The experimental method is simple in concept, but difficult in practice. The core of a true experiment is random assignment of a large number of test subjects to "treatment" and  "control" groups, like a clinical drug trial. With a large numbers, random assignment ensures there is no systematic bias in who ends up in each group. We can then attribute any difference in the outcome between the "treatment" and "control" group, whether that's blood pressure or support for a candidate, to the effect of the "treatment." It's the only way to confidently identify a causal relationship.

This all might sound far too fussy and academic, even philosophical, to be a core part of a political effort. But this is the new world of politics in which we're already living.

[Read the U.S. News Debate: Is the GOP's Problem in its Strategies or its Policies?]

What made the Obama campaign so accurate in their prediction of the vote across contested states was the use of experimental results from the "lab" and the "field" in their voter modeling. Because they had a large amount of experimental data, showing them how different kinds of people shifted in response to various messages (toward or away from Obama, greater or lesser likelihood of voting), they could predict with astonishing accuracy the aggregate results of their efforts.

Simply adding more observational data won't expand the ranks of the GOP. In Iowa's 2008 caucus, the Romney campaign turned out just under 30,000 votes and lost badly to a late-surging Mike Huckabee. Romney maintained his database on the state's voters. In 2011, his campaign commenced a quiet but ambitious "data-driven" effort to win Iowa. All the experience, information and algorithms hard-won over the last four years were plowed into a massive persuasion and turnout effort.

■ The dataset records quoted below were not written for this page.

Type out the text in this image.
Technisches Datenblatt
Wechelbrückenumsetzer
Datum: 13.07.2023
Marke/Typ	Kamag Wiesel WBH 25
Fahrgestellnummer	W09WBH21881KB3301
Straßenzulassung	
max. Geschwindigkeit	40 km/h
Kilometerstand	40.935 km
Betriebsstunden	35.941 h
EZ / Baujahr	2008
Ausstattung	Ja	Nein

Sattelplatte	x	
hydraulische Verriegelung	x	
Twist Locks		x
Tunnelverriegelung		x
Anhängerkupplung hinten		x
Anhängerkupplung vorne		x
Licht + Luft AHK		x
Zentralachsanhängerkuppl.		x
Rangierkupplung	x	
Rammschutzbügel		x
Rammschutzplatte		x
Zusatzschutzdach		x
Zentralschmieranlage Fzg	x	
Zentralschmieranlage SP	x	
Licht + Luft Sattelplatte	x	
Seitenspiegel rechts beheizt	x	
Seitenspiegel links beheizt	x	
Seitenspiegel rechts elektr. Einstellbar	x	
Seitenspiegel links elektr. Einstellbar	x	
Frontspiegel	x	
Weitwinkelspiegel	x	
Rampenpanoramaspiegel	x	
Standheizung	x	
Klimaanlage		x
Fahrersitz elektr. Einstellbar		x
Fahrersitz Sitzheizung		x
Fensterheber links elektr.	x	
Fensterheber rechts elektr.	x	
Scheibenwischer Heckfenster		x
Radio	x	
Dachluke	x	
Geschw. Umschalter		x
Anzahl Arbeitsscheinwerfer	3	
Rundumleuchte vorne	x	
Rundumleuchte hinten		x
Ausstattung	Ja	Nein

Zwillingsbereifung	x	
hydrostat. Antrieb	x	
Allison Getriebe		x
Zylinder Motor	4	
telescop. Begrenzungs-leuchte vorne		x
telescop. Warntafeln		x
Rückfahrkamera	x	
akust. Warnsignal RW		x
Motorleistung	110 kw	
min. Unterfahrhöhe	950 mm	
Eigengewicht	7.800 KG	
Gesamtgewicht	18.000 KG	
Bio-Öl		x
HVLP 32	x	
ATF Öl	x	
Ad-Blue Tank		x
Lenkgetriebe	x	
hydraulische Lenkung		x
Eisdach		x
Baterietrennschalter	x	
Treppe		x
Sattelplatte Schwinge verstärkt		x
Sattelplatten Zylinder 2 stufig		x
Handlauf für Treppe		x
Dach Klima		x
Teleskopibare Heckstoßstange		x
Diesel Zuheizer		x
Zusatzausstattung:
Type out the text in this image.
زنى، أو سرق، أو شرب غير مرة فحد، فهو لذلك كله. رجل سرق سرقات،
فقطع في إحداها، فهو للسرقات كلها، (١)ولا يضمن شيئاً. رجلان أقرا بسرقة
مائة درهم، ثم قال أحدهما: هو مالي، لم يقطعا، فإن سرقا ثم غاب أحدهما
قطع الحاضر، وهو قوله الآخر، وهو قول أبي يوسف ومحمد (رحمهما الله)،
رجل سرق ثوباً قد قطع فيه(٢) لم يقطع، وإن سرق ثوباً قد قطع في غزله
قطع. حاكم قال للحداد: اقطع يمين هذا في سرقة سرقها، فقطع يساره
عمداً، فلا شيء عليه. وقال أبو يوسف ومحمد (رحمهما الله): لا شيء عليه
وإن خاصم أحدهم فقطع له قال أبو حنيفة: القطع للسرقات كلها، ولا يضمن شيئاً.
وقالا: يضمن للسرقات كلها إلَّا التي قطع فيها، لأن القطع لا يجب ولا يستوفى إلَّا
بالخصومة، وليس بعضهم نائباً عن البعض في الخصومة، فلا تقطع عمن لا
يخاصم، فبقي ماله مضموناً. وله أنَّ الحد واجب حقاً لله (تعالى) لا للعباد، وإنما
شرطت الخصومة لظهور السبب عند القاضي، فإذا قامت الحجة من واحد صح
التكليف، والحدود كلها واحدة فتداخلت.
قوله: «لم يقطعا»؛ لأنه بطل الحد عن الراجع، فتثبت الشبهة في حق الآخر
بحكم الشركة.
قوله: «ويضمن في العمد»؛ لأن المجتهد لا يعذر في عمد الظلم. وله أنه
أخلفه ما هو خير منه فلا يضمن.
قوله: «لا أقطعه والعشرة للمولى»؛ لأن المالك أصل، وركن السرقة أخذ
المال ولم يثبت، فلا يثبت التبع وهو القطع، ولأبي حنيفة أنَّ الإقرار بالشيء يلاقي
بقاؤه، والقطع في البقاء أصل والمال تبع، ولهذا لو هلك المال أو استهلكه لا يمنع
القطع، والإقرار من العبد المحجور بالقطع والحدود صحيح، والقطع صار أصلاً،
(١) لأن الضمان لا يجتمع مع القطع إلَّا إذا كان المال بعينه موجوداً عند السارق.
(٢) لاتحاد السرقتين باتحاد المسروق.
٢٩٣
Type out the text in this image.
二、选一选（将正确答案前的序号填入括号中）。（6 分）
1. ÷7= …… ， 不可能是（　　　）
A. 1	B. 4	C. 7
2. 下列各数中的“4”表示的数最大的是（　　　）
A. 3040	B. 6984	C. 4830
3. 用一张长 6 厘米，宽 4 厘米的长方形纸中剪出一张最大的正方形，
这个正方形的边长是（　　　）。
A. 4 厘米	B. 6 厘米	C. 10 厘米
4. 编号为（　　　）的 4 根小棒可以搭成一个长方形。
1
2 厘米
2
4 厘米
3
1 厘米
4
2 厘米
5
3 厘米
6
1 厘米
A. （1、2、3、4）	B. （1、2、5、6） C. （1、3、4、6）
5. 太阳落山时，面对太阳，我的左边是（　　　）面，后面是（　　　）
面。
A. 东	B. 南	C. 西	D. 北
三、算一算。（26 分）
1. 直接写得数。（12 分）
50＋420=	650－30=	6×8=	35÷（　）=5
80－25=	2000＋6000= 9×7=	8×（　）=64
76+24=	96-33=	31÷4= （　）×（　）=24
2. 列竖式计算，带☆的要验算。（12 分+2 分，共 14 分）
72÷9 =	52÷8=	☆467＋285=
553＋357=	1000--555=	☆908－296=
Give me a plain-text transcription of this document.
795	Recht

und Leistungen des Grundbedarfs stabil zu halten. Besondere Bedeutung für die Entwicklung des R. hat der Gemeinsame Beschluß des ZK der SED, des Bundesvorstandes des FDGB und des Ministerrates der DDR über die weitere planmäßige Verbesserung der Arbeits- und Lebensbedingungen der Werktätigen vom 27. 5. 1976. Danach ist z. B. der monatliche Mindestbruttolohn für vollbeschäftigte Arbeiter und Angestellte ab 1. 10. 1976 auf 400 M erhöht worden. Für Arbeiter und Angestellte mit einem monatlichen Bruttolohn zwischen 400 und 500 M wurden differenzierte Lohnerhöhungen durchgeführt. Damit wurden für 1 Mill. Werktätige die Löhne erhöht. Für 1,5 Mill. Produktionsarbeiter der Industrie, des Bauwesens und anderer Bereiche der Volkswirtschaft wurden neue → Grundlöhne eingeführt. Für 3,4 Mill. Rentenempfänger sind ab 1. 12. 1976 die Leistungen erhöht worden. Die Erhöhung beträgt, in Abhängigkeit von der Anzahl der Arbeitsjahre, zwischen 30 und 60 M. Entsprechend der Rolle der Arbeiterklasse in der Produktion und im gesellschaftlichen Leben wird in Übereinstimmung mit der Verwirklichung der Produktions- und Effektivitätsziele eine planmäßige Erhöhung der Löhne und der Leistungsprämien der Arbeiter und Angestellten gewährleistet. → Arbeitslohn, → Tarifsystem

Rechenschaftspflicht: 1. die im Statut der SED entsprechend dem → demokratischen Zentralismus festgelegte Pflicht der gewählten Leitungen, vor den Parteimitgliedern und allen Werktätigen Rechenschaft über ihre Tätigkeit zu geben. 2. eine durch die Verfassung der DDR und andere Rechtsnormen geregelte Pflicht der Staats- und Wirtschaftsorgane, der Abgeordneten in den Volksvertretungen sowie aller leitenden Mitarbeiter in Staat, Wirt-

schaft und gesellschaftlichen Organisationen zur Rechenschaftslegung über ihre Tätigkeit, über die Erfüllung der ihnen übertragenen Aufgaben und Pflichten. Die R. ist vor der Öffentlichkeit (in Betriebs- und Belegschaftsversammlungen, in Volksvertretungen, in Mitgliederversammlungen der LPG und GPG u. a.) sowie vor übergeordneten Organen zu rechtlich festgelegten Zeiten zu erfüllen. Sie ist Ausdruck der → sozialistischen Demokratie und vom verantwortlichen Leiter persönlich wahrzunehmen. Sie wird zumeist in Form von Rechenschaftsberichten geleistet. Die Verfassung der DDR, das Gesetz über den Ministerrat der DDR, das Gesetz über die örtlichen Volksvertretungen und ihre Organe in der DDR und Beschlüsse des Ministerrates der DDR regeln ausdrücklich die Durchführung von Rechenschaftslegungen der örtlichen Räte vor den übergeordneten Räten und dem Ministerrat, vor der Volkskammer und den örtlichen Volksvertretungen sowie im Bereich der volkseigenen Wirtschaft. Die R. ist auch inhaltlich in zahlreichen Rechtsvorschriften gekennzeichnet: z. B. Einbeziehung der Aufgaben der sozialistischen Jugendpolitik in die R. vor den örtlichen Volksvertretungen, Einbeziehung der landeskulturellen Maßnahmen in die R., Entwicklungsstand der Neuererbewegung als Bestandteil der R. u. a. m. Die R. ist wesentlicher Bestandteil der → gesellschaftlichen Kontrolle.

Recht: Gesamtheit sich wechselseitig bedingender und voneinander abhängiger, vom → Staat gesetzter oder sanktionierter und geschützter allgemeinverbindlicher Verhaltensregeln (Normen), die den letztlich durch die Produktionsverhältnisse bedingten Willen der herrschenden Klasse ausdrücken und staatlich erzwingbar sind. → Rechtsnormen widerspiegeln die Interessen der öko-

But when their work was completed and the counting was done, Romney received just under 30,000 votes once again. Four years and millions of dollars later Romney had earned about 140 fewer votes and a loss to yet another late-surging social conservative.

Observational data and the modeling it generates are cold and static. And no statistical technique, regardless of its sophistication, can overcome the inherent limitations of observational data. In contrast, experimental data and the modeling it generates are alive and dynamic.